Wild kämpfte er sich an Mago heran, und er hoffte, daß sich Roxane/Arma in dessen Schutz begeben hatte, doch bei dem Jäger der abtrünnigen Hexen war sie auch nicht.
Entweder war sie tot - oder sie hatte es geschafft, den schwarzen Tempel zu verlassen -, oder man hatte sie zu Tapandaro geschleppt. Welche Vermutung war richtig?
Der Kampf flaute ab, und die Paviandämonen machten Platz, als Tapandaro selbst erschien. Seine Augen versprühten ein zorniges Feuer. Sein Affengesicht verzerrte sich vor Wut, als er Mago und Metal nebeneinander stehen sah.

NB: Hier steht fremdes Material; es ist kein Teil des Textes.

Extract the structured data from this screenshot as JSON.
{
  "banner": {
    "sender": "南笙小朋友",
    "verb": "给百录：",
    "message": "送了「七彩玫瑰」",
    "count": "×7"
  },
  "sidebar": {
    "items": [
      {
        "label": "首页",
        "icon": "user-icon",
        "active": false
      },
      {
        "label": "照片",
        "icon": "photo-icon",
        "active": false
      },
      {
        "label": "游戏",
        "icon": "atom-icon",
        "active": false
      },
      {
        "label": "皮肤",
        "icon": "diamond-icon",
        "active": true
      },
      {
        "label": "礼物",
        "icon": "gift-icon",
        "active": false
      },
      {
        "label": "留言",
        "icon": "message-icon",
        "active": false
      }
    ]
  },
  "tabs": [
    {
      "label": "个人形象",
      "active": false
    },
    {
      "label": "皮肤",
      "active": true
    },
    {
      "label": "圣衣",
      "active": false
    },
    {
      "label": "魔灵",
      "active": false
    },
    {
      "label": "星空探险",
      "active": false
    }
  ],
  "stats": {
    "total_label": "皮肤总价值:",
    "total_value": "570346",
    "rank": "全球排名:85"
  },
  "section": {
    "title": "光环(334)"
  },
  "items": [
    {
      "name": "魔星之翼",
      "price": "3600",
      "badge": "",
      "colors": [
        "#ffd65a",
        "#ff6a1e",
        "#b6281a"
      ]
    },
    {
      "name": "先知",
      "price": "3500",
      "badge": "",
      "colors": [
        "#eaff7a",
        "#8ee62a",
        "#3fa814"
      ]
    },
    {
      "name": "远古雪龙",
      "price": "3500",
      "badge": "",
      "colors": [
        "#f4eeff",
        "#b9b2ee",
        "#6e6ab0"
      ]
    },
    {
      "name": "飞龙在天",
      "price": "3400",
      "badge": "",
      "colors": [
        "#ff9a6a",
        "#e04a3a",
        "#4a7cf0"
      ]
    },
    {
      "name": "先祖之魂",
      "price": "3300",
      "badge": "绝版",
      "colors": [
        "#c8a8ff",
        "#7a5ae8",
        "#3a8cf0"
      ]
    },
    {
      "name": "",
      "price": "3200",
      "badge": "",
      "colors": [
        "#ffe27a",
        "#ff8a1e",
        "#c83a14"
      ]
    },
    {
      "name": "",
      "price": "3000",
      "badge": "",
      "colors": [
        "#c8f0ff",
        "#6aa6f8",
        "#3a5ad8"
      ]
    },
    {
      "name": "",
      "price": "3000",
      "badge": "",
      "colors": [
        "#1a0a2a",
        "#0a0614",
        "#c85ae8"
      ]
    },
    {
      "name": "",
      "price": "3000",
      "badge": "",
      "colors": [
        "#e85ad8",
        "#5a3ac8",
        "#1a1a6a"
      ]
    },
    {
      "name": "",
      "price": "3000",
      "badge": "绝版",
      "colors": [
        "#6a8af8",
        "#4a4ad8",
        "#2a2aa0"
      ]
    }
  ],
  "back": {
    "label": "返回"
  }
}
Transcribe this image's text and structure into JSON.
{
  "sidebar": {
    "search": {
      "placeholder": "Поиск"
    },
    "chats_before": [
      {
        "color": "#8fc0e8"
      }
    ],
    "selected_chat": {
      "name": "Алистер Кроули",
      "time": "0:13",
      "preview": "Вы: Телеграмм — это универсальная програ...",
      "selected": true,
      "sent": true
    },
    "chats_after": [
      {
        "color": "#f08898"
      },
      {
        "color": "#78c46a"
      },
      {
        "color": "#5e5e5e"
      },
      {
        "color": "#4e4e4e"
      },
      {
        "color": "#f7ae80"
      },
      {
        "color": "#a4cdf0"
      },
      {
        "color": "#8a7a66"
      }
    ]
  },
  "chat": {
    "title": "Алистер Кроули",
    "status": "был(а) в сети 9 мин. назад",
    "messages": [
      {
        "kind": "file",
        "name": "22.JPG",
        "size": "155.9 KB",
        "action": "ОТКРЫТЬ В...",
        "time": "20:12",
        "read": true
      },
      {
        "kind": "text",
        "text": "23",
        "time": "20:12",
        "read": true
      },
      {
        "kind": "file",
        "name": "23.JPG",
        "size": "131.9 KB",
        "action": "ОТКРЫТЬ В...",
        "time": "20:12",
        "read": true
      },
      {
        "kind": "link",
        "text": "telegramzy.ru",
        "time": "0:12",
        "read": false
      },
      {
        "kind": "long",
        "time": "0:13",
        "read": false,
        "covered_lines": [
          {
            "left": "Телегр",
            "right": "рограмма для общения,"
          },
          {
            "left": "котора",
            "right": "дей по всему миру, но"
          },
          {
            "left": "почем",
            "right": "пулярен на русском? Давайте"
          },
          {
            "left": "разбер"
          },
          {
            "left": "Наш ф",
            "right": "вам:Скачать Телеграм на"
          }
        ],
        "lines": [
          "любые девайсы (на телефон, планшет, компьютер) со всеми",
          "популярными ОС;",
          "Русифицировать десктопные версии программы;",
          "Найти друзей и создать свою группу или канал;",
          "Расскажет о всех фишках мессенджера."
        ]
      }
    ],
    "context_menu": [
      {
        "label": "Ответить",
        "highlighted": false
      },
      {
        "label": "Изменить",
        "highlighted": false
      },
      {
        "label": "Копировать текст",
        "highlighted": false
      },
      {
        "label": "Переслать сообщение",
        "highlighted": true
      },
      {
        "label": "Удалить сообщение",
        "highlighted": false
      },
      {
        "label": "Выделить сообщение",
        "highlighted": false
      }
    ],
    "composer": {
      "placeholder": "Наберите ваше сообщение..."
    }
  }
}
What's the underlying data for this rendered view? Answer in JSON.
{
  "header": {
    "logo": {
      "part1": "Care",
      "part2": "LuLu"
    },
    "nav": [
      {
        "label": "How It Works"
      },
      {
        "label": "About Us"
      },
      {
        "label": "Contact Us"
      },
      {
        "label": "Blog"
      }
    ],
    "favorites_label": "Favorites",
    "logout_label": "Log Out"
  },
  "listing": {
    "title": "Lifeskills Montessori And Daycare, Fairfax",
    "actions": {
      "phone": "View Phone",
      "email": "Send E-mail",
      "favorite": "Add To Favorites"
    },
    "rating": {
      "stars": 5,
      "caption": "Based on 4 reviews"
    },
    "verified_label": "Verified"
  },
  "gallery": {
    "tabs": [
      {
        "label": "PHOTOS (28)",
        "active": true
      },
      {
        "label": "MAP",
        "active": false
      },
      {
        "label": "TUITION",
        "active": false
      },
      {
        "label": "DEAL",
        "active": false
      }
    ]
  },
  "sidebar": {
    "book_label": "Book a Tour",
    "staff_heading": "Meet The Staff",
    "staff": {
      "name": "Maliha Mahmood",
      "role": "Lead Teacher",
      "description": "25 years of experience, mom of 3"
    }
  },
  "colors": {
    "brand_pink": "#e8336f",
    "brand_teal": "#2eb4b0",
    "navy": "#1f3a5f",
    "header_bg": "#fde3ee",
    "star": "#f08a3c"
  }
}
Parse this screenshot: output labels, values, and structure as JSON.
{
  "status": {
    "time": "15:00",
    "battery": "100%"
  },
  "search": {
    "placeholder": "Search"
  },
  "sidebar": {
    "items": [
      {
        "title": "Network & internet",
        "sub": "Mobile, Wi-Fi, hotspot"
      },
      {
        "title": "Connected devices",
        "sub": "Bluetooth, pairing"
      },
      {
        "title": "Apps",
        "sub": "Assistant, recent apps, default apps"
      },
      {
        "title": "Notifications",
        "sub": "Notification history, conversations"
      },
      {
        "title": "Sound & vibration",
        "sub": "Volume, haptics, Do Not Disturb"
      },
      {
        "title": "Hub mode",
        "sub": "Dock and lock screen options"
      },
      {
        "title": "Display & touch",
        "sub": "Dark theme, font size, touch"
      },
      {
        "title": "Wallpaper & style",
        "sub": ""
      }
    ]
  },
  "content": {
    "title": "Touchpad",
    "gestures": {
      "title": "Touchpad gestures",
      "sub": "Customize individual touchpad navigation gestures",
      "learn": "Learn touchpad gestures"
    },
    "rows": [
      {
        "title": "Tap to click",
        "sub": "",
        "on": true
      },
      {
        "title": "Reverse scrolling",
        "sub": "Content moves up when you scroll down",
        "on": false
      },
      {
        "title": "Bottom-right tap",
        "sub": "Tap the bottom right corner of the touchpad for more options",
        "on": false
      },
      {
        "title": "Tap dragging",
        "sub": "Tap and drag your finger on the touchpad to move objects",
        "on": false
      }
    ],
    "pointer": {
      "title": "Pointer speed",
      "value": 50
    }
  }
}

Auf dem Kopf trug er die Krone, die Mago besitzen wollte, und vor seiner Brust hing das Goldornament, das der Schwarzmagier ebenfalls brauchte.
Der schwarze Umhang wallte von Tapandaros Schultern fast bis auf den Boden. Da er noch dazu alle anderen Paviandämonen weit überragte, war er eine imposante Erscheinung.
Mago sah ihn kampflustig an. Tapandaro wußte, wen er vor sich hatte. Es gab nur einen, der so aussah: Mago, der Schwarzmagier. Es war dem neuen Affenkaiser auch bekannt, daß Mago eine der stärksten Waffen besaß, die jemals für einen Dämon geschmiedet worden waren.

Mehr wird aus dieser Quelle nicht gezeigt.